I rifugiati in fuga dalle guerre, dalle violenze e dalle persecuzioni hanno un rischio molto più elevato di sviluppare malattie psicotiche, come la schizofrenia, rispetto alle persone che migrano per motivi economici e sociali, questo secondo la ricerca pubblicata dal Tuesday.
I ricercatori che scrivono sulla rivista medica BMJ hanno suggerito ai funzionari sanitari dei governi dei paesi che accolgono i profughi, di prepararsi ad aiutare un numero sempre maggiore di pazienti che hanno bisogno di un sostegno mentale.

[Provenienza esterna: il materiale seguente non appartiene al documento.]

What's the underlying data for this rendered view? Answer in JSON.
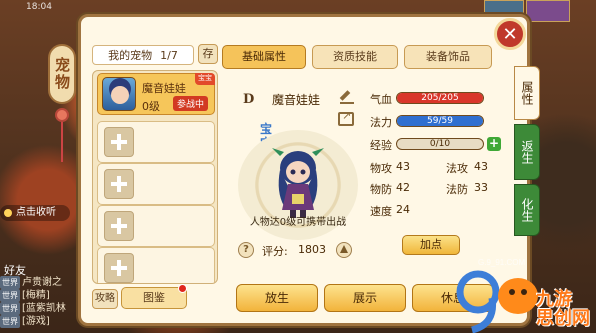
{
  "status_bar": {
    "time": "18:04"
  },
  "panel": {
    "vertical_title": "宠物"
  },
  "pet_list": {
    "header_label": "我的宠物",
    "header_count": "1/7",
    "store_label": "存",
    "pets": [
      {
        "name": "魔音娃娃",
        "level": "0级",
        "badge": "参战中",
        "corner": "宝宝"
      }
    ],
    "empty_slots": 4
  },
  "tabs": [
    {
      "label": "基础属性",
      "active": true
    },
    {
      "label": "资质技能",
      "active": false
    },
    {
      "label": "装备饰品",
      "active": false
    }
  ],
  "side_tabs": [
    {
      "label": "属性",
      "active": true
    },
    {
      "label": "返生",
      "active": false
    },
    {
      "label": "化生",
      "active": false
    }
  ],
  "pet_detail": {
    "grade": "D",
    "name": "魔音娃娃",
    "type_label": "宝宝",
    "hint": "人物达0级可携带出战",
    "score_label": "评分:",
    "score_value": "1803"
  },
  "stats": {
    "hp": {
      "label": "气血",
      "text": "205/205",
      "ratio": 1.0,
      "color": "#d9362a"
    },
    "mp": {
      "label": "法力",
      "text": "59/59",
      "ratio": 1.0,
      "color": "#2f6fd0"
    },
    "exp": {
      "label": "经验",
      "text": "0/10",
      "ratio": 0.0,
      "color": "#f0c02c"
    },
    "attrs": [
      {
        "label": "物攻",
        "value": "43"
      },
      {
        "label": "法攻",
        "value": "43"
      },
      {
        "label": "物防",
        "value": "42"
      },
      {
        "label": "法防",
        "value": "33"
      },
      {
        "label": "速度",
        "value": "24"
      }
    ],
    "add_point_label": "加点"
  },
  "bottom_buttons": {
    "strategy_label": "攻略",
    "codex_label": "图鉴",
    "release_label": "放生",
    "show_label": "展示",
    "rest_label": "休息"
  },
  "background": {
    "click_record": "点击收听",
    "friends_label": "好友",
    "chat_lines": [
      {
        "tag": "世界",
        "text": "卢贵谢之"
      },
      {
        "tag": "世界",
        "text": "[梅精]"
      },
      {
        "tag": "世界",
        "text": "[蓝紫凯林"
      },
      {
        "tag": "世界",
        "text": "[游戏]"
      }
    ]
  },
  "watermark": {
    "url": "G.9_91.COM",
    "text": "九游 思创网"
  }
}
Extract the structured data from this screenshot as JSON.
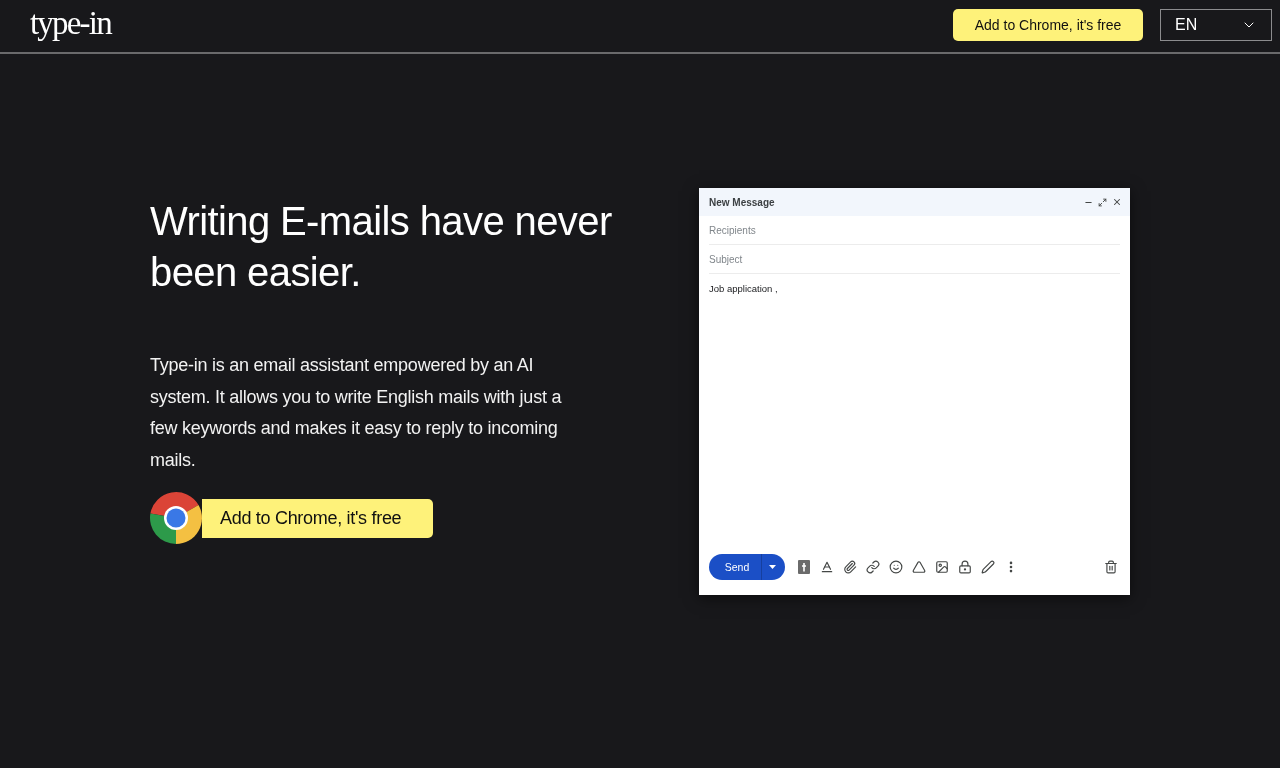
{
  "header": {
    "logo": "type-in",
    "cta_button": "Add to Chrome, it's free",
    "language_select": {
      "value": "EN"
    }
  },
  "hero": {
    "heading": "Writing E-mails have never been easier.",
    "description": "Type-in is an email assistant empowered by an AI system. It allows you to write English mails with just a few keywords and makes it easy to reply to incoming mails.",
    "cta_button": "Add to Chrome, it's free"
  },
  "compose_window": {
    "title": "New Message",
    "recipients": {
      "placeholder": "Recipients"
    },
    "subject": {
      "placeholder": "Subject"
    },
    "body": {
      "value": "Job application ,"
    },
    "send_button": "Send"
  }
}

Un aiuto anche psicologico
La crisi umanitaria in Europa, nel Medio Oriente, in Nord Africa e in Asia centrale porta a pensare che attualmente ci sono più persone sfollate, richiedenti asilo e rifugiate in tutto il mondo, che in qualsiasi momento della Seconda Guerra Mondiale.
I rifugiati hanno portato a un aumento di rischio che si manifestino condizioni mentali, come il disturbo post-traumatico da stress, che porta a flashback e attacchi di panico e può rendere i pazienti emotivamente instabili.
Così, un team svedese del Karolinska Institutet e dell’Università della Gran Bretagna di Londra ha utilizzato i dati nazionali del registro, per osservare più di 1,3 milioni di persone in Svezia e tenere le loro tracce per diagnosticare i disturbi psicotici non affettivi tra la popolazione.
Su una base pro capite, la Svezia ha concesso più richieste ai rifugiati rispetto a qualsiasi altro paese ad alto reddito, hanno detto i ricercatori, e, nel 2011, i rifugiati costituivano il 12% della popolazione immigrata.
Quelle persone includevano anche gli individui nati da due genitori svedesi, rifugiati e migranti non rifugiati provenienti dalle regioni generanti profughi: il Medio Oriente e il Nord Africa, l’Africa sub-sahariana, l’Asia, l’Europa orientale e la Russia.
I loro risultati hanno mostrato un totale di 3.704 casi di disturbi psicotici; i rifugiati a cui è stato dato asilo avevano il 66% di probabilità in più di sviluppare la schizofrenia o un altro disturbo psicotico rispetto agli immigrati non rifugiati. I rifugiati avevano anche 3,6 volte più probabilità di soffrire di psicosi rispetto alla popolazione svedese dalla nascita.
I ricercatori hanno detto che i funzionari della sanità dei paesi riceventi dovrebbero riconoscere la “necessità di prendere in considerazione i primi segni e sintomi di psicosi nelle popolazioni di rifugiati, come parte di un servizio di salute clinica verso la crisi umanitaria globale”.
In un commento sullo studio, pubblicato anche sul BMJ, Cornelius Katona, direttore medico presso la Helen Barber Foundation, ha detto che l’Europa ha bisogno di una “robusta risposta alla salute mentale dei rifugiati dalla crisi” e dovrebbe cercare di fare il suo meglio per ridurre le sollecitazioni delle persone al momento del loro arrivo.
“Le considerazioni devono essere fatte anche davanti alle sfide che i richiedenti asilo affrontano durante quello che è spesso un processo lungo e doloroso”, ha detto. “Questi fattori possono includere la detenzione istituzionale, l’incapacità di lavorare (con una conseguente dequalificazione e una perdita di autostima), la miseria e la difficoltà di accesso ai servizi sanitari e sociali”.